Like the other directors involved with “Masters of Horror,” who include Hooper, John Landis and John Carpenter, Dante was afforded total creative freedom by the show’s producers. The irony is not lost on Dante that his last movie, “Looney Tunes: Back in Action,” which cost $100 million to make, was butchered by constant meddling, but when he made a $1.8-million TV horror movie -- even one with a prickly antiwar message -- he was left to work without interference.

While its critics will no doubt dismiss the film as a product of Hollywood anti-Bush bias, Dante begs to differ. “I know from experience -- Hollywood is a bastion of making money, not liberalism. When the first movie to show the anger people have about the war is a grade Z zombie movie, that tells you all you need to know about how afraid of ruffling anyone’s feathers people in the movie business are today.”

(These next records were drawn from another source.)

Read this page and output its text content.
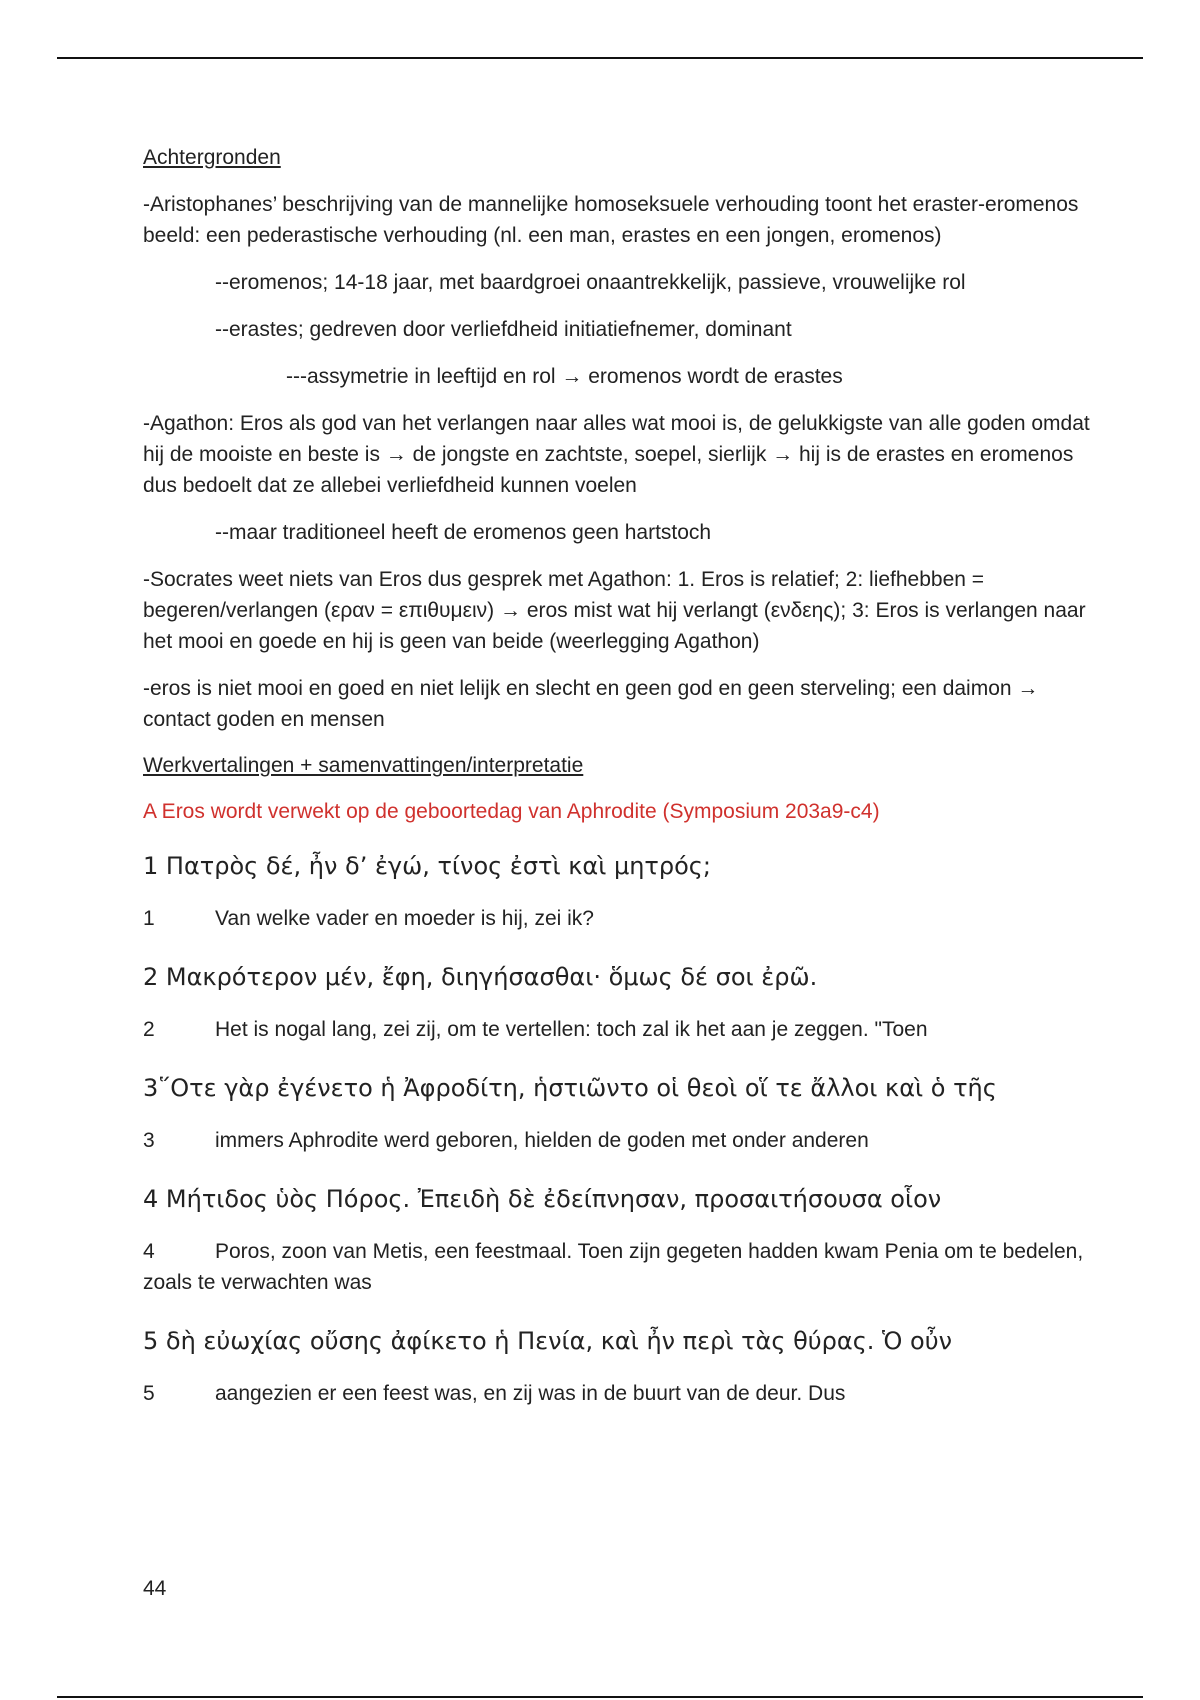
Achtergronden

-Aristophanes’ beschrijving van de mannelijke homoseksuele verhouding toont het eraster-eromenos beeld: een pederastische verhouding (nl. een man, erastes en een jongen, eromenos)

--eromenos; 14-18 jaar, met baardgroei onaantrekkelijk, passieve, vrouwelijke rol

--erastes; gedreven door verliefdheid initiatiefnemer, dominant

---assymetrie in leeftijd en rol → eromenos wordt de erastes

-Agathon: Eros als god van het verlangen naar alles wat mooi is, de gelukkigste van alle goden omdat hij de mooiste en beste is → de jongste en zachtste, soepel, sierlijk → hij is de erastes en eromenos dus bedoelt dat ze allebei verliefdheid kunnen voelen

--maar traditioneel heeft de eromenos geen hartstoch

-Socrates weet niets van Eros dus gesprek met Agathon: 1. Eros is relatief; 2: liefhebben = begeren/verlangen (εραν = επιθυμειν) → eros mist wat hij verlangt (ενδεης); 3: Eros is verlangen naar het mooi en goede en hij is geen van beide (weerlegging Agathon)

-eros is niet mooi en goed en niet lelijk en slecht en geen god en geen sterveling; een daimon → contact goden en mensen

Werkvertalingen + samenvattingen/interpretatie
A Eros wordt verwekt op de geboortedag van Aphrodite (Symposium 203a9-c4)
1 Πατρὸς δέ, ἦν δ’ ἐγώ, τίνος ἐστὶ καὶ μητρός;
1	Van welke vader en moeder is hij, zei ik?
2 Μακρότερον μέν, ἔφη, διηγήσασθαι· ὅμως δέ σοι ἐρῶ.
2	Het is nogal lang, zei zij, om te vertellen: toch zal ik het aan je zeggen. "Toen
3῞Οτε γὰρ ἐγένετο ἡ Ἀφροδίτη, ἡστιῶντο οἱ θεοὶ οἵ τε ἄλλοι καὶ ὁ τῆς
3	immers Aphrodite werd geboren, hielden de goden met onder anderen
4 Μήτιδος ὑὸς Πόρος. Ἐπειδὴ δὲ ἐδείπνησαν, προσαιτήσουσα οἷον
4	Poros, zoon van Metis, een feestmaal. Toen zijn gegeten hadden kwam Penia om te bedelen, zoals te verwachten was
5 δὴ εὐωχίας οὔσης ἀφίκετο ἡ Πενία, καὶ ἦν περὶ τὰς θύρας. Ὁ οὖν
5	aangezien er een feest was, en zij was in de buurt van de deur. Dus
44
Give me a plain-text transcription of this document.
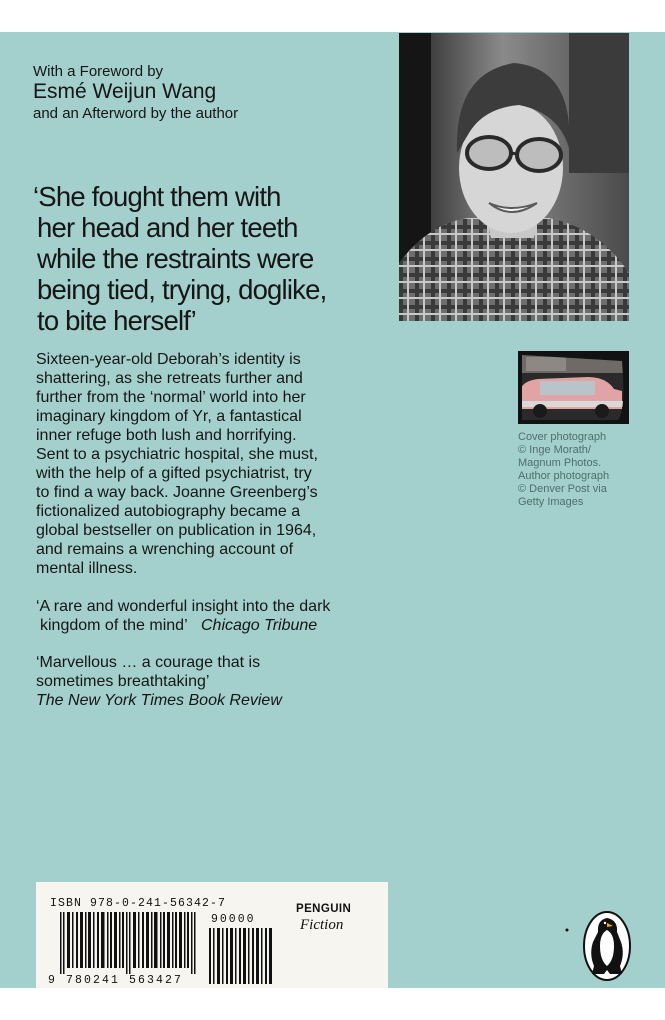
With a Foreword by
Esmé Weijun Wang
and an Afterword by the author
‘She fought them with
her head and her teeth
while the restraints were
being tied, trying, doglike,
to bite herself’
Sixteen-year-old Deborah’s identity is
shattering, as she retreats further and
further from the ‘normal’ world into her
imaginary kingdom of Yr, a fantastical
inner refuge both lush and horrifying.
Sent to a psychiatric hospital, she must,
with the help of a gifted psychiatrist, try
to find a way back. Joanne Greenberg’s
fictionalized autobiography became a
global bestseller on publication in 1964,
and remains a wrenching account of
mental illness.
‘A rare and wonderful insight into the dark
kingdom of the mind’ Chicago Tribune
‘Marvellous … a courage that is
sometimes breathtaking’
The New York Times Book Review
Cover photograph
© Inge Morath/
Magnum Photos.
Author photograph
© Denver Post via
Getty Images
ISBN 978-0-241-56342-7
90000
9 780241 563427
PENGUIN
Fiction
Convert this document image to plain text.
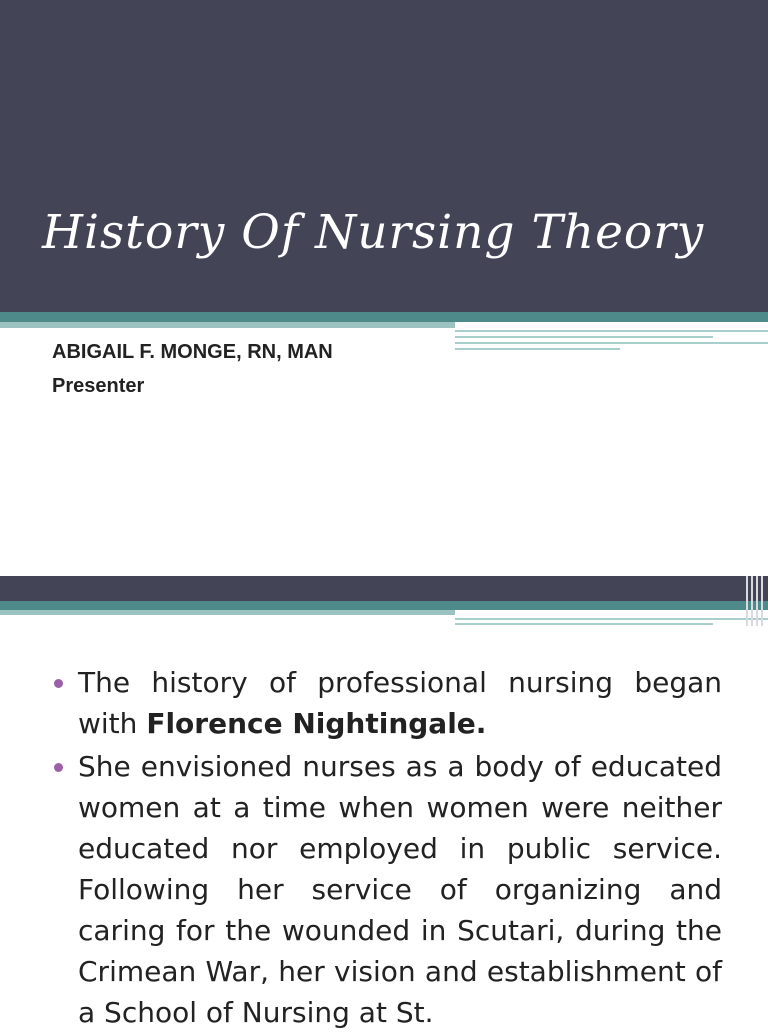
History Of Nursing Theory
ABIGAIL F. MONGE, RN, MAN
Presenter
The history of professional nursing began with Florence Nightingale.
She envisioned nurses as a body of educated women at a time when women were neither educated nor employed in public service. Following her service of organizing and caring for the wounded in Scutari, during the Crimean War, her vision and establishment of a School of Nursing at St.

For me, this little film proves that the politics of Hollywood is far more complicated than its critics are willing to admit. Conservatives always point out that no one in Hollywood would release Mel Gibson’s “The Passion of the Christ,” which went on to be a huge hit. But the first studio to pass was Rupert Murdoch’s 20th Century Fox, where Gibson had his deal. It’s hard to make the case that studios are hotbeds of left-wing activism when they’ve been so conspicuously silent on a huge issue like the war in Iraq, aside from documentaries and the FX series “Over There.” The two films in theaters now that deal directly with today’s political issues, “Syriana” and “Paradise Now,” were made only after the filmmakers found independent financing.

Whether you see “Homecoming” as an irritant or an inspiration, it packs a punch. At a time when the Pentagon has banned photographs of dead soldiers’ coffins, it’s quite a jolt to finally see the haunting scene in a horror film, with this war’s scarred warriors stumbling out of their flag-draped resting places. It makes you think that whoever coined the phrase “horror movie” knew what he was talking about.